観念して、俺のものになって
「あ、あれは出せなかったはずじゃ……!」
「言っただろう?証人欄を埋めなきゃ出せないって。逆に言うと、2人以上の証人に署名と捺印して貰えればそのまま提出できるんだ」
「それで提出したんですか!?」
「うん。証人は俺の友人にお願いして、手続きしてくれたのはあの時チェックしてくれた女性でね、そういえば『おめでとうございます、と奥様にもお伝えください』って言ってたよ」
「は、はあ?
なんでそんな勝手なことしたんです!?」
彼の勝手な行動に憤りを感じて、繋いでる手を振りほどこうとしたら『まぁ、俺も話を聞いてよ』と優しく諭される。

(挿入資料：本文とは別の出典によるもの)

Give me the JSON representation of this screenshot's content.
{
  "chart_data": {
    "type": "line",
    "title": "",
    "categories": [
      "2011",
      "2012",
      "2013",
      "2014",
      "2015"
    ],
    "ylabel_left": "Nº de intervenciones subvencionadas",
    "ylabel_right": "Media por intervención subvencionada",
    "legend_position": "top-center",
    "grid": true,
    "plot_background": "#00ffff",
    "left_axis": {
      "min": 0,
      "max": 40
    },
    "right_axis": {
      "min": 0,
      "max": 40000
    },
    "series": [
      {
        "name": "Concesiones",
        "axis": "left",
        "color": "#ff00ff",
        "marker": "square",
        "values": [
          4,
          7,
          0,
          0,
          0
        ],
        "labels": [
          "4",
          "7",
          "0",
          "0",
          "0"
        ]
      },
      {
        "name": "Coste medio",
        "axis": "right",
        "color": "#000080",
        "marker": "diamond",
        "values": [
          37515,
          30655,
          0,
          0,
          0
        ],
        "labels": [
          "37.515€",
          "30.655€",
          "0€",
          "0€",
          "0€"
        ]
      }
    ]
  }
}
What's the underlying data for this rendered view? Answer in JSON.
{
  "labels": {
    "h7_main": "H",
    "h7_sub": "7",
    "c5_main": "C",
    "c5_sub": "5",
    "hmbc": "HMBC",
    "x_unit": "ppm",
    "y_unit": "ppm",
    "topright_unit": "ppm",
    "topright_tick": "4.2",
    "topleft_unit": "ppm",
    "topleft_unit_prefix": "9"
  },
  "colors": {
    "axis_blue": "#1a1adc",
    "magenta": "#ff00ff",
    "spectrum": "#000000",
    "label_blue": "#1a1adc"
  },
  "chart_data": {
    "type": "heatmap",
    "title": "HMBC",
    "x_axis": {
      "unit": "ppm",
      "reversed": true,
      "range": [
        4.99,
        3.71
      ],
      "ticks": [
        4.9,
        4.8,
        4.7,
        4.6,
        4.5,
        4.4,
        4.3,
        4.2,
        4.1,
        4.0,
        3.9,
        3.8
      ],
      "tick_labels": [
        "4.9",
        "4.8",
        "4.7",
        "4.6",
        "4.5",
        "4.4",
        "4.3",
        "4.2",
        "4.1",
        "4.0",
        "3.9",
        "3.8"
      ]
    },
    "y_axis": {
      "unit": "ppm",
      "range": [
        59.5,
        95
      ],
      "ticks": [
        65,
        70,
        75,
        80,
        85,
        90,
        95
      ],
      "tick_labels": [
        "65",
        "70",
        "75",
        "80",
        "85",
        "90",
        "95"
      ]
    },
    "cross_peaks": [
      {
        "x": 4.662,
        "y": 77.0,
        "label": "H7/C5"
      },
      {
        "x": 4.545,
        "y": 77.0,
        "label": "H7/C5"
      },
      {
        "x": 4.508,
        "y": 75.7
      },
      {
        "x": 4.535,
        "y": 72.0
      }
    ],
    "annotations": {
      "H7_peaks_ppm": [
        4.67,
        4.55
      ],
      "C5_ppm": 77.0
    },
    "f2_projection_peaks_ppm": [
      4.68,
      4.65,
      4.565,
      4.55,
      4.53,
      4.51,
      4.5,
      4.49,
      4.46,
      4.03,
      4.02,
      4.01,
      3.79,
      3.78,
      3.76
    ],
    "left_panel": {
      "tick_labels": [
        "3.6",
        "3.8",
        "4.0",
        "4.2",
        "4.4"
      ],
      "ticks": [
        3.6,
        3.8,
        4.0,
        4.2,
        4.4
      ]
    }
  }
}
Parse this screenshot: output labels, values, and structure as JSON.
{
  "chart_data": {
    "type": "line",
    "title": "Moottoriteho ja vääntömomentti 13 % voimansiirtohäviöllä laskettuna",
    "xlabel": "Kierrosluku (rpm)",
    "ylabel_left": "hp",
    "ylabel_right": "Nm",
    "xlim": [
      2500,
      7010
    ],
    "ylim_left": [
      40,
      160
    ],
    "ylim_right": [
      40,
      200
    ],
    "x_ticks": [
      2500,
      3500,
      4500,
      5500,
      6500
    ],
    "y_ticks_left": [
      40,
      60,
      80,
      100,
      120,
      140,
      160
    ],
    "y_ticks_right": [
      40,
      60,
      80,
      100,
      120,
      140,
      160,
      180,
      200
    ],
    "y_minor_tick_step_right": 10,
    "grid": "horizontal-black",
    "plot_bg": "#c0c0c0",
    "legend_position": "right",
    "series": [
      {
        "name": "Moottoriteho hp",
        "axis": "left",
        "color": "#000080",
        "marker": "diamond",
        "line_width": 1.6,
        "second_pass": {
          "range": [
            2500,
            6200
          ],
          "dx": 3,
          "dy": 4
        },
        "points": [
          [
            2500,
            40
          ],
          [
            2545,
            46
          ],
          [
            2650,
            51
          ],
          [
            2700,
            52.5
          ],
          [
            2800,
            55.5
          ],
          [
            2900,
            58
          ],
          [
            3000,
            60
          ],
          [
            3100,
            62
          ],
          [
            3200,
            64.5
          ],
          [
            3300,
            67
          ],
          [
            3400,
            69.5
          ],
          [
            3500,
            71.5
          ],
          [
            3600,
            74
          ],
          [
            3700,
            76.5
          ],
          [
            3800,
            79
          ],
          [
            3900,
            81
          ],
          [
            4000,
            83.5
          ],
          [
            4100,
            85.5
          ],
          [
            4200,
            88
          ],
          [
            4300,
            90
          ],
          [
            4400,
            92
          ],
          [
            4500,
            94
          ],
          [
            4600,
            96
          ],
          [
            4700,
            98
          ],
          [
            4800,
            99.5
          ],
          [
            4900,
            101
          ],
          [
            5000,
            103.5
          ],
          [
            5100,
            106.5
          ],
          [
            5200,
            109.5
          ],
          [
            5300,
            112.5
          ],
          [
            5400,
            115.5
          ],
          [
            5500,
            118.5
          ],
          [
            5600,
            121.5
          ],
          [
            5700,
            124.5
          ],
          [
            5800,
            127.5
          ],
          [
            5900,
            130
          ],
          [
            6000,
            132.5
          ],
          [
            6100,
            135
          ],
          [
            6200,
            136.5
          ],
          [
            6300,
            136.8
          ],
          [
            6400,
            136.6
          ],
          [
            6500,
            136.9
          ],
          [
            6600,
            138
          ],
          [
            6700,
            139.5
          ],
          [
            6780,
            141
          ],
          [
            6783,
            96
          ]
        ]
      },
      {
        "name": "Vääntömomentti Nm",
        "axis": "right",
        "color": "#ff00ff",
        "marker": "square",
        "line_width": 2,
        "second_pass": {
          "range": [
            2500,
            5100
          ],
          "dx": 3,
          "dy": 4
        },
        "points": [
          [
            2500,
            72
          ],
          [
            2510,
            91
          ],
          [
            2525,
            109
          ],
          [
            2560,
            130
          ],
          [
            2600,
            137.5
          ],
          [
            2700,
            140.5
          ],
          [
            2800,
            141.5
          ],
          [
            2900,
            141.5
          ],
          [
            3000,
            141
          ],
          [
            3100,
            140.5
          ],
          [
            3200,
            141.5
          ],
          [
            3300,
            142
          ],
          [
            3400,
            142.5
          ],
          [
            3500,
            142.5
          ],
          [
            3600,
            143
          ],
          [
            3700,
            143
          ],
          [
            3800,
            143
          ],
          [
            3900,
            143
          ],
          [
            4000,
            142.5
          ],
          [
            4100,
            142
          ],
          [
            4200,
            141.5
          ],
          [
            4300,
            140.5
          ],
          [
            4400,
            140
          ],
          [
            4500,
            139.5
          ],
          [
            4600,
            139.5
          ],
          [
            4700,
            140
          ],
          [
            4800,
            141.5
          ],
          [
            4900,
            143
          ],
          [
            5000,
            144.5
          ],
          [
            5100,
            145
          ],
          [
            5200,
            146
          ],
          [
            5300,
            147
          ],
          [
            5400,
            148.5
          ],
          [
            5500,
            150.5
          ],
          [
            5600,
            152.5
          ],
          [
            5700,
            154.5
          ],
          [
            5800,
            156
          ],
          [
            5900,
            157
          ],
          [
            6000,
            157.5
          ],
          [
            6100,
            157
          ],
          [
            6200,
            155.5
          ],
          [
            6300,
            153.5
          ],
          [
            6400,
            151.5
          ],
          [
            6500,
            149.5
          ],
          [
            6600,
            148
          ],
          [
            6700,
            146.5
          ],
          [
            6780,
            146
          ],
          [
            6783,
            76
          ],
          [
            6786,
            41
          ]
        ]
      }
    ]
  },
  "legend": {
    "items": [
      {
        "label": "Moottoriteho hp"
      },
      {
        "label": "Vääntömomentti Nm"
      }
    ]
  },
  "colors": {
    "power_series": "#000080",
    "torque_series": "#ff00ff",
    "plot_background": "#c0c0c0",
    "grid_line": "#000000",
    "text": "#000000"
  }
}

そして、少し背を屈め、煙草の匂いが残る吐息が触れそうなほど顔を近づけてきた。
紬さんの表情は、まるで悪戯した仔猫を眺めるようで。
掌に重ねられた熱すら急に恐ろしく感じられて、私は後ずさって紬さんから距離を取る。
紬さんはそれでも微笑みを崩さなかった。
ニッコリと底の知れない笑顔を浮かべたまま、彼は私に向かって尋ねる。
「この前も聞いたけど、きみは彼氏がいるの?」
「いませんけど……」
それとこれと何の関係が?
突然信じられないようなことが起こると、人間は思考が停止するらしい。
何も考えられないまま、力なく答えると紬さんの姿をした、まるで言葉の通じない宇宙人は口元の黒子をわずかに持ち上げた。